Sandoval, who was supposed to hit, was then declared out. Posey, who had doubled in a run, then had to come back up a second time, flied out for the third out and that was the end of the inning.

But the Giants went on to win the game anyway, four-two.

The pitch, way outside to Sandoval, ball one.

I remember my very first year, maybe the most outrageous hitting-out-of-turn moment, I mean, really. It was against the Cubs, Chicago Cubs, in Ebbets Field back in 1950. The manager of the Cubs was Frankie Frisch, the Hall of Famer.

Here's the one-oh pitch, Sandoval swings, fouls it, one and one.

Frisch went to Fordham. He was called the Fordham Flash. I went to Fordham. I was not called the Fordham Flash. And we both knew of each other's background, and I went in to get the lineup from the manager.

And he said — in those days, they had to fill out three cards. And he said, "Well, I already filled a card out. I gave it to Spud Johnson. He's out on the field."

I said, "Okay, Mr. Frisch, I'll go upstairs."

"No, no, no," he said. "Don't go away, I'll give you the lineup."

One-one pitch is swung on, lifted around second base. It's Mark Ellis waiting, and makes the catch for the second out.

So, Frankie Frisch gave me the lineup and printed out two cards. I went upstairs, and soon as the game started, I thought, "Oh my gosh, I have messed up. I've written the lineup down incorrectly."

And all during the game I was trying to correct my scorebook. It was a mess.

Ninth inning, bases loaded, two out. The Cubs are trailing the Dodgers by a run. And a left-hand hitter named Carmen Mauro came up to the plate. And I looked and I thought, Well he's been batting — I've made a mess out of my scorebook.

He promptly doubled in three runs to give the Cubs an approximate victory.
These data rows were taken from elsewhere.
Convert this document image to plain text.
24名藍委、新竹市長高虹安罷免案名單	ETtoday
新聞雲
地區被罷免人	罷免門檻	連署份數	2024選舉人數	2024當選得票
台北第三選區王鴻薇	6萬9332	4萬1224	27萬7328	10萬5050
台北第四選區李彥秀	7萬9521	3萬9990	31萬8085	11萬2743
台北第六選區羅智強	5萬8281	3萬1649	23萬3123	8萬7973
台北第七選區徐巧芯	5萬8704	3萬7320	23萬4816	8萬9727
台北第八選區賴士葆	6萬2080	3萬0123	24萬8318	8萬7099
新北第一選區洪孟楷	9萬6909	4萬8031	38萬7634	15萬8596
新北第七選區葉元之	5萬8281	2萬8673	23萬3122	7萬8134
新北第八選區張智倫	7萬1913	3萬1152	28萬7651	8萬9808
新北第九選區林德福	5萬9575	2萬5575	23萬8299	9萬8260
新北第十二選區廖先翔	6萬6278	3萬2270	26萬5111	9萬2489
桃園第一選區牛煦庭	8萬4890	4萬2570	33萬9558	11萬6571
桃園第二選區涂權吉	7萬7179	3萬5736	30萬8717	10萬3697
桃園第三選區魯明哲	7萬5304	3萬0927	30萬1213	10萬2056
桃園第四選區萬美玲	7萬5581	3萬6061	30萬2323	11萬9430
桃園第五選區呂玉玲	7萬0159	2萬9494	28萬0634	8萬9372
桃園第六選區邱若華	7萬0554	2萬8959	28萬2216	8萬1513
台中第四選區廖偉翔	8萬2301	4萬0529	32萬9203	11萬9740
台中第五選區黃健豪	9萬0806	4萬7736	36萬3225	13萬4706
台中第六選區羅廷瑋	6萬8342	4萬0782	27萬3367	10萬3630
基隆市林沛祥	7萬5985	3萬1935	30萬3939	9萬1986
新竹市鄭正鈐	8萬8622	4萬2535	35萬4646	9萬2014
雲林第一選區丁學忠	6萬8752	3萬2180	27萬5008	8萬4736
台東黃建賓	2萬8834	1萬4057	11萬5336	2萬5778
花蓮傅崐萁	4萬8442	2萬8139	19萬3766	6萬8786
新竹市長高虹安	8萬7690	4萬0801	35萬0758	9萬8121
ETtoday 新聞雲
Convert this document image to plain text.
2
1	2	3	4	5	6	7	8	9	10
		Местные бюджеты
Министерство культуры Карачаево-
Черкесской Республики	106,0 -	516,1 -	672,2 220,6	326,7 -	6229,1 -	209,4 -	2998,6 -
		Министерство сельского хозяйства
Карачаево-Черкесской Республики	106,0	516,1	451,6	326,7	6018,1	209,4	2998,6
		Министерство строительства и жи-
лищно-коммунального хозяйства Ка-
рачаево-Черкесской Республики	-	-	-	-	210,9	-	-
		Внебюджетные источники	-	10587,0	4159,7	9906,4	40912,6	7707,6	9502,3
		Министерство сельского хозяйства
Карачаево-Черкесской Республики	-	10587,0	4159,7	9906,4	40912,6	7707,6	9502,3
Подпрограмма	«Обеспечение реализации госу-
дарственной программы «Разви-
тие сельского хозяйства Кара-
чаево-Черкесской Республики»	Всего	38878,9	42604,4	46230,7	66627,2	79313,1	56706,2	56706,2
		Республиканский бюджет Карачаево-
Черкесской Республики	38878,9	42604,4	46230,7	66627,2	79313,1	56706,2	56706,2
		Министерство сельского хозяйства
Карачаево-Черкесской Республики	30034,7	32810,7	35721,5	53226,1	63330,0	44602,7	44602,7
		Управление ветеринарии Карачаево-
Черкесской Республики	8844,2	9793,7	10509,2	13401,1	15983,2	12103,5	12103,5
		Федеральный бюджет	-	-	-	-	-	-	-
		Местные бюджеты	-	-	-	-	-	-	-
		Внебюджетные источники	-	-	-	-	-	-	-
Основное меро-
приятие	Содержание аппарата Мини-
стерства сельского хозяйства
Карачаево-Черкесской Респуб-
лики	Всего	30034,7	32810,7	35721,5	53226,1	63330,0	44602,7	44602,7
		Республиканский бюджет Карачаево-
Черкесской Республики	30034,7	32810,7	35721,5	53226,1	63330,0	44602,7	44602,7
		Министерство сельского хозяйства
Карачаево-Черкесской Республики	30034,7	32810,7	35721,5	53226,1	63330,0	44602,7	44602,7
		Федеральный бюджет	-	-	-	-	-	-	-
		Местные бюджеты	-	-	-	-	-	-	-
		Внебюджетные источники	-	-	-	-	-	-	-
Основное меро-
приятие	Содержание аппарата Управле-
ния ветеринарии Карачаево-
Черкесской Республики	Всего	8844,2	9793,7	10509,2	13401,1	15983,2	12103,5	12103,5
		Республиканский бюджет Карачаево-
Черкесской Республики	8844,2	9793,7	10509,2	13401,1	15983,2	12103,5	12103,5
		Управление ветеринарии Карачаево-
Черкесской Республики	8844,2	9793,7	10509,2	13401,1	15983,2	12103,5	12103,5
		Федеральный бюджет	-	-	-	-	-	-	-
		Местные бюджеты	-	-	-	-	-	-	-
The pitch to Posey in for a strike.

And then Burt Shotton, the manager of the Dodgers, did not wear a uniform, so he was not allowed out on the field. His coach, you would call him a bench coach today, Clyde Sukeforth, came out and said, Carmen Mauro — who had just doubled in three runs — was hitting out of turn.

The guy who was supposed to be up was declared out, Mauro had a second at-bat, flied out, and the game was over.

Strike-one pitch, low and inside.

Things came out of the Chicago dugout that I didn't know were in there. Frankie Frisch just tore up the place.

You think that's bad, here's this kid broadcaster, had to go back and see Frisch the next day, and ask him for the lineup.

Yeah, that was an out-of-turn mess I will never forget. Although in all honesty, Frank didn't blame me, but I was part of the circumstances that led to it.

So, out of turn in the first inning, okay. Out of turn in the ninth with the bases loaded? Wow.

The pitch now to Buster Posey, swung on and missed, And the count one and two.

Two down, bottom of the first inning, no score. Hunter Pence on deck.

Kershaw, very deliberate, plants the left foot just about in the middle of the rubber. Posey, solid right-hand hitter, leader of the Giants. Buster waiting, and the one-two pitch on the way, and that's a change high, two-and-two the count.

There is one other thing you might wonder about. You know, the plate umpire gets the official lineup before the game, in the exchange of cards.

Well, what the umpire normally does, he puts the lineup in his pocket. But there's no rule that says the umpire, had he known, would have prevented him from saying to Posey, You're hitting out of turn.

Ground ball juggled by Ramirez, but they get a force play anyway. No runs, one hit and one left. And at the end of an inning, no score.


Paul said...

Thanks for posting. Loved this story.

Josh Allen said...

Vin, I love you, but you're wrong:

Rule 6.07 Comment: The umpire shall not direct the attention of any person to the presence in the batter’s box of an improper batter. This rule is designed to require constant vigilance by the players and managers of both teams.

The umpire is absolutely constrained from saying anything to the batter or anybody else. It's an appeal play, just like missing first base. The defense can appeal it, but if they don't, it's their own fault.

Fred's Brim said...

I loved this story

"I was not called the Fordham Flash" and "approximate victory" were great, as was the name Spud

Orel said...

All-purpose excuse: "I gave it to Spud Johnson."